Tax Treaty Series
ITQ T-
051
July 24, 2020
Question
ACo, a company resident in A, owns a patent which is registered in B.
BCo, a company resident in B, wants to use that patent to manufacture certain goods in B.
ACo and BCo are related parties.
ACo sells the patent to BCo, in consideration for an annual fee which is set at 5% of BCo's annual revenue from sale of the goods manufactured by using the patent. The contractual obligation to pay the annual fee is for 10 years. The sale contract calls the annual fee a "royalty".
Under B tax law:
BCo is able to claim tax depreciation on the 10 years aggregate of the annual fee (which is initially estimated, and then "trued up" each year)
Outbound royalties are subject to 20% royalty withholding tax on gross (final tax)
The A/B treaty is identical to the 2017 OECD model treaty, except that the source country tax in Article 12 is limited to 10% on gross.

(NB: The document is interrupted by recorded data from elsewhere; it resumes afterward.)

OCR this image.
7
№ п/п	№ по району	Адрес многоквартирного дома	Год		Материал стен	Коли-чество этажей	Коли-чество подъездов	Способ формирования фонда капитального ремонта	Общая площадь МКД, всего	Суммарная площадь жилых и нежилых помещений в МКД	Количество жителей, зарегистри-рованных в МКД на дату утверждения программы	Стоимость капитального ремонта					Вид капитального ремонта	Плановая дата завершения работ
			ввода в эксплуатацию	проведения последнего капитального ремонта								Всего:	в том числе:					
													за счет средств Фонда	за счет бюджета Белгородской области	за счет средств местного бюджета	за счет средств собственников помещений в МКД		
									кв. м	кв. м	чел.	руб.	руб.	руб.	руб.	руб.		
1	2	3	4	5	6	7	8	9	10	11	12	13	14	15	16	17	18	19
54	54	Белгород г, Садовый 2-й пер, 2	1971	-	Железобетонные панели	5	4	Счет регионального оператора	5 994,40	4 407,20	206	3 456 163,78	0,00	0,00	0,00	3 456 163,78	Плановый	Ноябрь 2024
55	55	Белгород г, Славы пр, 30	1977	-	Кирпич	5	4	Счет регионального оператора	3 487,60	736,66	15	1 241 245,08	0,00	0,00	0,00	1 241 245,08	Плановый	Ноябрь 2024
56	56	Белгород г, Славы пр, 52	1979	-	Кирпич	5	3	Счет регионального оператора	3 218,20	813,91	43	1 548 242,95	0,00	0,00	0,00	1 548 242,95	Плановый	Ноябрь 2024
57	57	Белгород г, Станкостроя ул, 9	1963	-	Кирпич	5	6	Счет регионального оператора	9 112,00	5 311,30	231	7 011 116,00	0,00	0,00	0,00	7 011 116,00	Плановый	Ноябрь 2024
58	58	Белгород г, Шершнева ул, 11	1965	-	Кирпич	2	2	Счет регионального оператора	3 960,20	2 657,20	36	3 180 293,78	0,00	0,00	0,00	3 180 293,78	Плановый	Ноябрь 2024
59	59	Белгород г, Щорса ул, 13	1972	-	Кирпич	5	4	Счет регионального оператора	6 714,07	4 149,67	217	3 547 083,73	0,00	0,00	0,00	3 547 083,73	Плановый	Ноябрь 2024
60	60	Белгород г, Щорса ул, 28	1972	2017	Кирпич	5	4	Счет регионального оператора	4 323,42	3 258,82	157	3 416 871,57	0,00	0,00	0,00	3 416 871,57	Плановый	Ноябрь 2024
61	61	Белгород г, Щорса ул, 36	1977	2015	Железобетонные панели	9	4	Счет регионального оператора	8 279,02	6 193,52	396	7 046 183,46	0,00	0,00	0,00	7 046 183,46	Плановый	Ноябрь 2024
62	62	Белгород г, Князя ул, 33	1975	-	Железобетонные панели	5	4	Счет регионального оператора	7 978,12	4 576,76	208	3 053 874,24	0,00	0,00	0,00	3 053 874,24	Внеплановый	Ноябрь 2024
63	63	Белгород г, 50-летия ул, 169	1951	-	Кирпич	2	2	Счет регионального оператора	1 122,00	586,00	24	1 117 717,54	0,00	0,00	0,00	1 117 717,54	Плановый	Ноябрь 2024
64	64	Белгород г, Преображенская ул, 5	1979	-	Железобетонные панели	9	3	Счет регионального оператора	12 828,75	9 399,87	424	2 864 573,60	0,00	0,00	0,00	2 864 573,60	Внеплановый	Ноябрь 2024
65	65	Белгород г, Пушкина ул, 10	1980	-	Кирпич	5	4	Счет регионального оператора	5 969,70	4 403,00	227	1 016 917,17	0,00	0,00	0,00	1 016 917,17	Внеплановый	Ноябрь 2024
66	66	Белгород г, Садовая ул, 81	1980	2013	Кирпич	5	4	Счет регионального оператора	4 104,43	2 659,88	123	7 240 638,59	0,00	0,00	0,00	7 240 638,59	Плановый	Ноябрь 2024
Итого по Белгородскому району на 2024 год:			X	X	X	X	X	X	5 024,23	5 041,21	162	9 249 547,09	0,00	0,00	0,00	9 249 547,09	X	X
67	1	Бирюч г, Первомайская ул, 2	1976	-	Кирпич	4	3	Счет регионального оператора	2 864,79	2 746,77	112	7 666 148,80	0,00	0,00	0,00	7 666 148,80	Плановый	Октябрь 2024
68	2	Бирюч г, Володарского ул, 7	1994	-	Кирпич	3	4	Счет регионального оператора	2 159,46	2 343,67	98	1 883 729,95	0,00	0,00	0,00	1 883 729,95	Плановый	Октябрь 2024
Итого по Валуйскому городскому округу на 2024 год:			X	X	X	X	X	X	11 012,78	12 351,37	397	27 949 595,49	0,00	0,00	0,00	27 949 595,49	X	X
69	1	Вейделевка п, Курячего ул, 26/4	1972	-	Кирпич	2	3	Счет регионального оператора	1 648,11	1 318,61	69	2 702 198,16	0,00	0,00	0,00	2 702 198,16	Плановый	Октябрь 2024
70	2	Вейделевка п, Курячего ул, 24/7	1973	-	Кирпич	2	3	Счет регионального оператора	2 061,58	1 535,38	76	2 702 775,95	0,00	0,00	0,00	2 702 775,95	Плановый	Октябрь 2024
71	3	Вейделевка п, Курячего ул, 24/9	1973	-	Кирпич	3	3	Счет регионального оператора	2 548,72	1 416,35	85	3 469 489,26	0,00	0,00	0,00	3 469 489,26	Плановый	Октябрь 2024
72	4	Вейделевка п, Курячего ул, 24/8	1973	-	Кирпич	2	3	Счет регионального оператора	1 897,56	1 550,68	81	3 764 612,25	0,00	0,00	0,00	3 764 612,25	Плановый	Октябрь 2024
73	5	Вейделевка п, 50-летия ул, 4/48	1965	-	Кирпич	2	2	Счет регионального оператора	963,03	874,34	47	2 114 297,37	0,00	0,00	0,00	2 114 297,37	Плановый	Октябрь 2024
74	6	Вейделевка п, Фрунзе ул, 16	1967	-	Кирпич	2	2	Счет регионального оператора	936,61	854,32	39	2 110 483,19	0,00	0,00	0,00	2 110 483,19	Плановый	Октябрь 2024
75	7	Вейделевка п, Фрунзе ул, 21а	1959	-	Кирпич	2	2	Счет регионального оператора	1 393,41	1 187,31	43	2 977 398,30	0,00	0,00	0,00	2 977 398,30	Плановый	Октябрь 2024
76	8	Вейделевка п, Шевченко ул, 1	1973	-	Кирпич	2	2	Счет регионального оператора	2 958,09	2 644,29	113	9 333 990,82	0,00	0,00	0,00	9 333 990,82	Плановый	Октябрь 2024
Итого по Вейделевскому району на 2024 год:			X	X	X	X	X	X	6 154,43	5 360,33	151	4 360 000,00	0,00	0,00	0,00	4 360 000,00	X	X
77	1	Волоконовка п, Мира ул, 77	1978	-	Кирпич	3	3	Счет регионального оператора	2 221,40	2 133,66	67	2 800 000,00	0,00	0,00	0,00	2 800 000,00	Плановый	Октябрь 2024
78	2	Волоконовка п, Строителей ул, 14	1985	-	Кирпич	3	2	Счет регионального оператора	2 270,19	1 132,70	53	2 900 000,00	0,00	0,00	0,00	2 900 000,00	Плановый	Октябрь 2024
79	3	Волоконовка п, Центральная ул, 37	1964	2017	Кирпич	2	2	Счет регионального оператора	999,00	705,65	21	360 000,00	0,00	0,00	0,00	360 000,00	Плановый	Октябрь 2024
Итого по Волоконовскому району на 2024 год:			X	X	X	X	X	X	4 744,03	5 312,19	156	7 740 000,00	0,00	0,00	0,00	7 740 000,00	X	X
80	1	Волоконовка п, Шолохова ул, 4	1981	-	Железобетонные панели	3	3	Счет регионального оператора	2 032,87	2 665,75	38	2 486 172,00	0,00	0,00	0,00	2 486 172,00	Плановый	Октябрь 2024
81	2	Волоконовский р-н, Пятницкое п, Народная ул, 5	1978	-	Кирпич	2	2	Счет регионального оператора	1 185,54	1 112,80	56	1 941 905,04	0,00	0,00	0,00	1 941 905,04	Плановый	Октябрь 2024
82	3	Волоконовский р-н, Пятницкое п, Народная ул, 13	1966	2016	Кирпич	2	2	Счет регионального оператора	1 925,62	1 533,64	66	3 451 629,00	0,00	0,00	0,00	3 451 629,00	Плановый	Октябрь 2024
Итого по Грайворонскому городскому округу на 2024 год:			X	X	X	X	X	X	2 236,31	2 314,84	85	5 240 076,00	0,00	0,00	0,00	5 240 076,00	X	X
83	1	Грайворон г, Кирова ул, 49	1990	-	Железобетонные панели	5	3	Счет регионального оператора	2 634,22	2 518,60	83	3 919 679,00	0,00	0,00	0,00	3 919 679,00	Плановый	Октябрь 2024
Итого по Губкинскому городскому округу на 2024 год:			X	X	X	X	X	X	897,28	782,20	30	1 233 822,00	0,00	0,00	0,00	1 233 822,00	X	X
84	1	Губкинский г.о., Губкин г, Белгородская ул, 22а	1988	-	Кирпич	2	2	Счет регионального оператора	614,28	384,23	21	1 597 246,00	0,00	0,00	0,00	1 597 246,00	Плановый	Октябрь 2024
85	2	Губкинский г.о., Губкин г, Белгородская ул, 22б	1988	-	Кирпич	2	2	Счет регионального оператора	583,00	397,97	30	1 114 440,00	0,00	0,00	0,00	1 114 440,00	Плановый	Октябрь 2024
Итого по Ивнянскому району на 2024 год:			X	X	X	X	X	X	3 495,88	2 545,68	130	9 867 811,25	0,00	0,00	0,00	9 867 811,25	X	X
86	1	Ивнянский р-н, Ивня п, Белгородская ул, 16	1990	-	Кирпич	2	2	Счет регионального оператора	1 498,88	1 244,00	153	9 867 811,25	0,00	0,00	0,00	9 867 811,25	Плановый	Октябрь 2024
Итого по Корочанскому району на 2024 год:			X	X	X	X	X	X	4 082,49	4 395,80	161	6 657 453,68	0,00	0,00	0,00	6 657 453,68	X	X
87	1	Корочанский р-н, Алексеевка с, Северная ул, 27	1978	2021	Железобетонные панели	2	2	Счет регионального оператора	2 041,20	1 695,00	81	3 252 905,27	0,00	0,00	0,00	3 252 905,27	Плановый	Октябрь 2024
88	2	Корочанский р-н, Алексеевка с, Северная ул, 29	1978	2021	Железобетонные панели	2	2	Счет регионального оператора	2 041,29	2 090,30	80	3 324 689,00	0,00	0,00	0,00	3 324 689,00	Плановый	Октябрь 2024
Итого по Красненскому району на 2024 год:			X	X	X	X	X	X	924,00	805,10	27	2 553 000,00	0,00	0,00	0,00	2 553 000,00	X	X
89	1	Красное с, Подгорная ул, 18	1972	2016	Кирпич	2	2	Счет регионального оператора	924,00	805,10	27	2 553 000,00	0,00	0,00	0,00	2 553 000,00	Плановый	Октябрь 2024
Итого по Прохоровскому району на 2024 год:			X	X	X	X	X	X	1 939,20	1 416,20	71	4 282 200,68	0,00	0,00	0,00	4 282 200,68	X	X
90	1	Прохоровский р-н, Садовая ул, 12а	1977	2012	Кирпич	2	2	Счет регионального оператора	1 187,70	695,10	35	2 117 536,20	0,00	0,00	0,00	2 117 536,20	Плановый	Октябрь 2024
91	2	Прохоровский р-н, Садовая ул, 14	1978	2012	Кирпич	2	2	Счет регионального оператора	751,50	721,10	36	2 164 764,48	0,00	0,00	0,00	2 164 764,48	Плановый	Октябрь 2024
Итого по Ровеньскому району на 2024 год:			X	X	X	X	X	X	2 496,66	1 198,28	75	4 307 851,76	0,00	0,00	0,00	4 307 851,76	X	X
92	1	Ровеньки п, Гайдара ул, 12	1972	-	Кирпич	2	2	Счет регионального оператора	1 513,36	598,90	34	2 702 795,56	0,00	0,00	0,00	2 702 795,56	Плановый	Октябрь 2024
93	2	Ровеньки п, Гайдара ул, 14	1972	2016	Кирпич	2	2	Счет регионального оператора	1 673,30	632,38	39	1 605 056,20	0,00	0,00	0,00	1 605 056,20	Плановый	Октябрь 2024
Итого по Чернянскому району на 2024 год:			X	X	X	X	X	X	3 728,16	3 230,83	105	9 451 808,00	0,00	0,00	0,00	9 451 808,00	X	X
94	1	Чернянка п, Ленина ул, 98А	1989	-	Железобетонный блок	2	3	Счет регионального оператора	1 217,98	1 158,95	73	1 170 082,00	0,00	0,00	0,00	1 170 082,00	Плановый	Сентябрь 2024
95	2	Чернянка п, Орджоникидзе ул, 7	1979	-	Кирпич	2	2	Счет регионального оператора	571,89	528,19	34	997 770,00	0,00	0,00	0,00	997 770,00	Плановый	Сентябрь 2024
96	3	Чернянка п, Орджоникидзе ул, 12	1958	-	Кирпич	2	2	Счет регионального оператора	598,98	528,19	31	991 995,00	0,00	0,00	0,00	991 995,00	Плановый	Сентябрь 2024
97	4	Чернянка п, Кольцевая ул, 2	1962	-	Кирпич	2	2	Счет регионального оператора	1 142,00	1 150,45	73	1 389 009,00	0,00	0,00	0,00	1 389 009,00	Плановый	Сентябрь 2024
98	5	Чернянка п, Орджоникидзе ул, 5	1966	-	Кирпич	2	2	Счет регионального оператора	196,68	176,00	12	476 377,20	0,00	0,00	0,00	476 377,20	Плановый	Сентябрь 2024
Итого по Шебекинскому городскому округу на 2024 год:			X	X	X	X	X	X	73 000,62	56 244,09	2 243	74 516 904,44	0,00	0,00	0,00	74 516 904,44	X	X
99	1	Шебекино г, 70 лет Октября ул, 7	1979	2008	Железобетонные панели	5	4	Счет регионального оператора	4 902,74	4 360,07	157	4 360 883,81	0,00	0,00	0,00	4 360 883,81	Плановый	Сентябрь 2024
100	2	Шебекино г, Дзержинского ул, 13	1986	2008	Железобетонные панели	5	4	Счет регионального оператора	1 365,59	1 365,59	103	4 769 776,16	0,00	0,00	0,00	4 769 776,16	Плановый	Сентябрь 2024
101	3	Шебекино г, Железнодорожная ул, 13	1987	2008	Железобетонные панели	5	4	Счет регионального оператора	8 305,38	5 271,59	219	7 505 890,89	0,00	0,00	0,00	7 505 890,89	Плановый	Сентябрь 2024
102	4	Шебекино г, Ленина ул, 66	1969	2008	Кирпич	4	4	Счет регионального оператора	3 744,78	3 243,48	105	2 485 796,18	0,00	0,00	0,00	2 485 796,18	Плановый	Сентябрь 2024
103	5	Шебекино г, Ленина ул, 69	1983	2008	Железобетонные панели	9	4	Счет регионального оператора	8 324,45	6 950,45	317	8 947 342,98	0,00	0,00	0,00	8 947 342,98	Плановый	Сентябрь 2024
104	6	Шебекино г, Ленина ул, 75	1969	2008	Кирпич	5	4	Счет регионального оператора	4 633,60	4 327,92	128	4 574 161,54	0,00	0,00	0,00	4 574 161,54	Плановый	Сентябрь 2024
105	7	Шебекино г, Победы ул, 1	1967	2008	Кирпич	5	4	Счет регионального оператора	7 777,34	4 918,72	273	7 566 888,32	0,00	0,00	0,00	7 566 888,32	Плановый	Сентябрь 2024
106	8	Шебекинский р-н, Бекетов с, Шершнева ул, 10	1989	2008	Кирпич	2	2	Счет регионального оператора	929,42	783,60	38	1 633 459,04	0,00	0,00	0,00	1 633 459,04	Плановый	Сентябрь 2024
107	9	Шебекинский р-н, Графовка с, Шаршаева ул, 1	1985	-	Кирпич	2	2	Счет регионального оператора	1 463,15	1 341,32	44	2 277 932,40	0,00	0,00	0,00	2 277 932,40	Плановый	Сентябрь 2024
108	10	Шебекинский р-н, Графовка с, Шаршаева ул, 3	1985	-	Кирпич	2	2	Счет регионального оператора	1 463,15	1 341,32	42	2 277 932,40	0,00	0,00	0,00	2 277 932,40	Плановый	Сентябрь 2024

ACo is in an excess foreign tax credit position in A, which means that it cannot obtain an effective credit for the B withholding tax.

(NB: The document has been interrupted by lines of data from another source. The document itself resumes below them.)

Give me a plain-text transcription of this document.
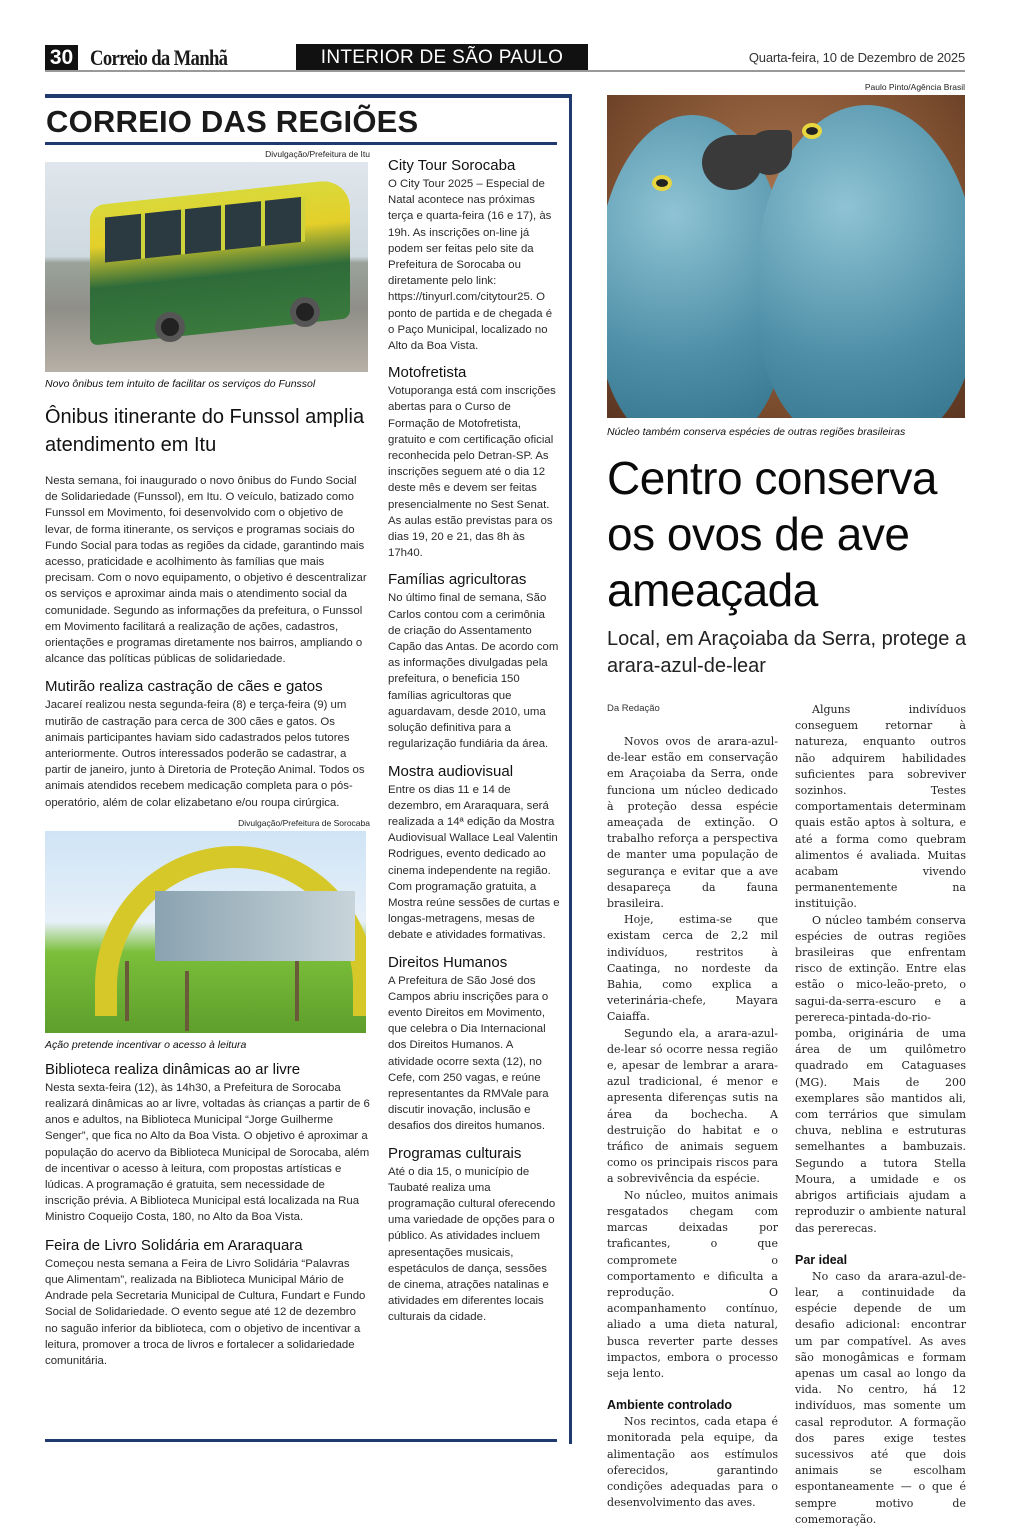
30 Correio da Manhã	INTERIOR DE SÃO PAULO	Quarta-feira, 10 de Dezembro de 2025
CORREIO DAS REGIÕES
Divulgação/Prefeitura de Itu
Novo ônibus tem intuito de facilitar os serviços do Funssol
Ônibus itinerante do Funssol amplia atendimento em Itu
Nesta semana, foi inaugurado o novo ônibus do Fundo Social de Solidariedade (Funssol), em Itu. O veículo, batizado como Funssol em Movimento, foi desenvolvido com o objetivo de levar, de forma itinerante, os serviços e programas sociais do Fundo Social para todas as regiões da cidade, garantindo mais acesso, praticidade e acolhimento às famílias que mais precisam. Com o novo equipamento, o objetivo é descentralizar os serviços e aproximar ainda mais o atendimento social da comunidade. Segundo as informações da prefeitura, o Funssol em Movimento facilitará a realização de ações, cadastros, orientações e programas diretamente nos bairros, ampliando o alcance das políticas públicas de solidariedade.
Mutirão realiza castração de cães e gatos
Jacareí realizou nesta segunda-feira (8) e terça-feira (9) um mutirão de castração para cerca de 300 cães e gatos. Os animais participantes haviam sido cadastrados pelos tutores anteriormente. Outros interessados poderão se cadastrar, a partir de janeiro, junto à Diretoria de Proteção Animal. Todos os animais atendidos recebem medicação completa para o pós-operatório, além de colar elizabetano e/ou roupa cirúrgica.
Divulgação/Prefeitura de Sorocaba
Ação pretende incentivar o acesso à leitura
Biblioteca realiza dinâmicas ao ar livre
Nesta sexta-feira (12), às 14h30, a Prefeitura de Sorocaba realizará dinâmicas ao ar livre, voltadas às crianças a partir de 6 anos e adultos, na Biblioteca Municipal “Jorge Guilherme Senger”, que fica no Alto da Boa Vista. O objetivo é aproximar a população do acervo da Biblioteca Municipal de Sorocaba, além de incentivar o acesso à leitura, com propostas artísticas e lúdicas. A programação é gratuita, sem necessidade de inscrição prévia. A Biblioteca Municipal está localizada na Rua Ministro Coqueijo Costa, 180, no Alto da Boa Vista.
Feira de Livro Solidária em Araraquara
Começou nesta semana a Feira de Livro Solidária “Palavras que Alimentam”, realizada na Biblioteca Municipal Mário de Andrade pela Secretaria Municipal de Cultura, Fundart e Fundo Social de Solidariedade. O evento segue até 12 de dezembro no saguão inferior da biblioteca, com o objetivo de incentivar a leitura, promover a troca de livros e fortalecer a solidariedade comunitária.
City Tour Sorocaba
O City Tour 2025 – Especial de Natal acontece nas próximas terça e quarta-feira (16 e 17), às 19h. As inscrições on-line já podem ser feitas pelo site da Prefeitura de Sorocaba ou diretamente pelo link: https://tinyurl.com/citytour25. O ponto de partida e de chegada é o Paço Municipal, localizado no Alto da Boa Vista.
Motofretista
Votuporanga está com inscrições abertas para o Curso de Formação de Motofretista, gratuito e com certificação oficial reconhecida pelo Detran-SP. As inscrições seguem até o dia 12 deste mês e devem ser feitas presencialmente no Sest Senat. As aulas estão previstas para os dias 19, 20 e 21, das 8h às 17h40.
Famílias agricultoras
No último final de semana, São Carlos contou com a cerimônia de criação do Assentamento Capão das Antas. De acordo com as informações divulgadas pela prefeitura, o beneficia 150 famílias agricultoras que aguardavam, desde 2010, uma solução definitiva para a regularização fundiária da área.
Mostra audiovisual
Entre os dias 11 e 14 de dezembro, em Araraquara, será realizada a 14ª edição da Mostra Audiovisual Wallace Leal Valentin Rodrigues, evento dedicado ao cinema independente na região. Com programação gratuita, a Mostra reúne sessões de curtas e longas-metragens, mesas de debate e atividades formativas.
Direitos Humanos
A Prefeitura de São José dos Campos abriu inscrições para o evento Direitos em Movimento, que celebra o Dia Internacional dos Direitos Humanos. A atividade ocorre sexta (12), no Cefe, com 250 vagas, e reúne representantes da RMVale para discutir inovação, inclusão e desafios dos direitos humanos.
Programas culturais
Até o dia 15, o município de Taubaté realiza uma programação cultural oferecendo uma variedade de opções para o público. As atividades incluem apresentações musicais, espetáculos de dança, sessões de cinema, atrações natalinas e atividades em diferentes locais culturais da cidade.
Paulo Pinto/Agência Brasil
Núcleo também conserva espécies de outras regiões brasileiras
Centro conserva os ovos de ave ameaçada
Local, em Araçoiaba da Serra, protege a arara-azul-de-lear
Da Redação

Novos ovos de arara-azul-de-lear estão em conservação em Araçoiaba da Serra, onde funciona um núcleo dedicado à proteção dessa espécie ameaçada de extinção. O trabalho reforça a perspectiva de manter uma população de segurança e evitar que a ave desapareça da fauna brasileira.

Hoje, estima-se que existam cerca de 2,2 mil indivíduos, restritos à Caatinga, no nordeste da Bahia, como explica a veterinária-chefe, Mayara Caiaffa.

Segundo ela, a arara-azul-de-lear só ocorre nessa região e, apesar de lembrar a arara-azul tradicional, é menor e apresenta diferenças sutis na área da bochecha. A destruição do habitat e o tráfico de animais seguem como os principais riscos para a sobrevivência da espécie.

No núcleo, muitos animais resgatados chegam com marcas deixadas por traficantes, o que compromete o comportamento e dificulta a reprodução. O acompanhamento contínuo, aliado a uma dieta natural, busca reverter parte desses impactos, embora o processo seja lento.

Ambiente controlado

Nos recintos, cada etapa é monitorada pela equipe, da alimentação aos estímulos oferecidos, garantindo condições adequadas para o desenvolvimento das aves.

Alguns indivíduos conseguem retornar à natureza, enquanto outros não adquirem habilidades suficientes para sobreviver sozinhos. Testes comportamentais determinam quais estão aptos à soltura, e até a forma como quebram alimentos é avaliada. Muitas acabam vivendo permanentemente na instituição.

O núcleo também conserva espécies de outras regiões brasileiras que enfrentam risco de extinção. Entre elas estão o mico-leão-preto, o sagui-da-serra-escuro e a perereca-pintada-do-rio-pomba, originária de uma área de um quilômetro quadrado em Cataguases (MG). Mais de 200 exemplares são mantidos ali, com terrários que simulam chuva, neblina e estruturas semelhantes a bambuzais. Segundo a tutora Stella Moura, a umidade e os abrigos artificiais ajudam a reproduzir o ambiente natural das pererecas.

Par ideal

No caso da arara-azul-de-lear, a continuidade da espécie depende de um desafio adicional: encontrar um par compatível. As aves são monogâmicas e formam apenas um casal ao longo da vida. No centro, há 12 indivíduos, mas somente um casal reprodutor. A formação dos pares exige testes sucessivos até que dois animais se escolham espontaneamente — o que é sempre motivo de comemoração.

Does the A/B treaty permit B to impose tax on the annual fee payments?
Answer
1. Art. 12
i. The key issue is whether the annual fee payments fall within the definition of "royalties" in Art. 12(2): "consideration for the use of, or the right to use, any…patent”
ii. The answer is no. The annual fee payments are consideration for the acquisition of the patent, not for its use: see OECD Comm., para. 8.2 (first sentence). The form of consideration (i.e., a percentage of annual sales revenue for 10 years) and the name given to the consideration (i.e., "royalties") are irrelevant.
iii. Note, however, that some bilateral and model treaties include in the definition of "royalties" in Art. 12, gains on the disposal of IP where the consideration is contingent on the use of the IP – for example, see the 2006 US model treaty.
2. Art. 13
i. The gain derived by ACo on the sale of the patent should be exempt from B tax under Art. 13(5) – subject to Art. 29(9) (see below). The fact that the patent is registered in B is irrelevant.
ii. If Art. 12 applies (see 1(iii) above), then an interesting conflict would arise between Art. 12 (which would allow B tax of 10% on the gross annual fee payments) and Art. 13(5) (which would exempt the gain from B tax).
3. Art. 11
It is conceivable that B domestic law "carves out" implicit interest from the series of annual fee payments – despite the fact that the quantum of each annual fee payment is uncertain at the start. If it does so, the B tax authorities might claim that that interest is taxable in accordance with Art. 11. The OECD Comm. probably supports that approach: see "conflicts of qualification" in regard to Art. 23A/B.
4. Art. 29(9)
i. Based on the facts (in particular, that ACo is in an excess foreign tax credit position), it is conceivable that Art. 29(9) (the PPT) could be triggered by this transaction.
ii. Art. 29(9) would probably not apply if this were merely a "plain vanilla" sale of the patent to BCo for a lump sum price – it’s the contingent consideration which makes the transaction unusual and therefore raises the risk that, viewed objectively, the avoidance of B withholding tax under Art. 12 is seen to be a dominant purpose. Nevertheless, no B tax advantage seems to be achieved from structuring the consideration in contingent form, rather than a lump sum.
iii. On balance, IMHO: Art. 29(9) should not apply.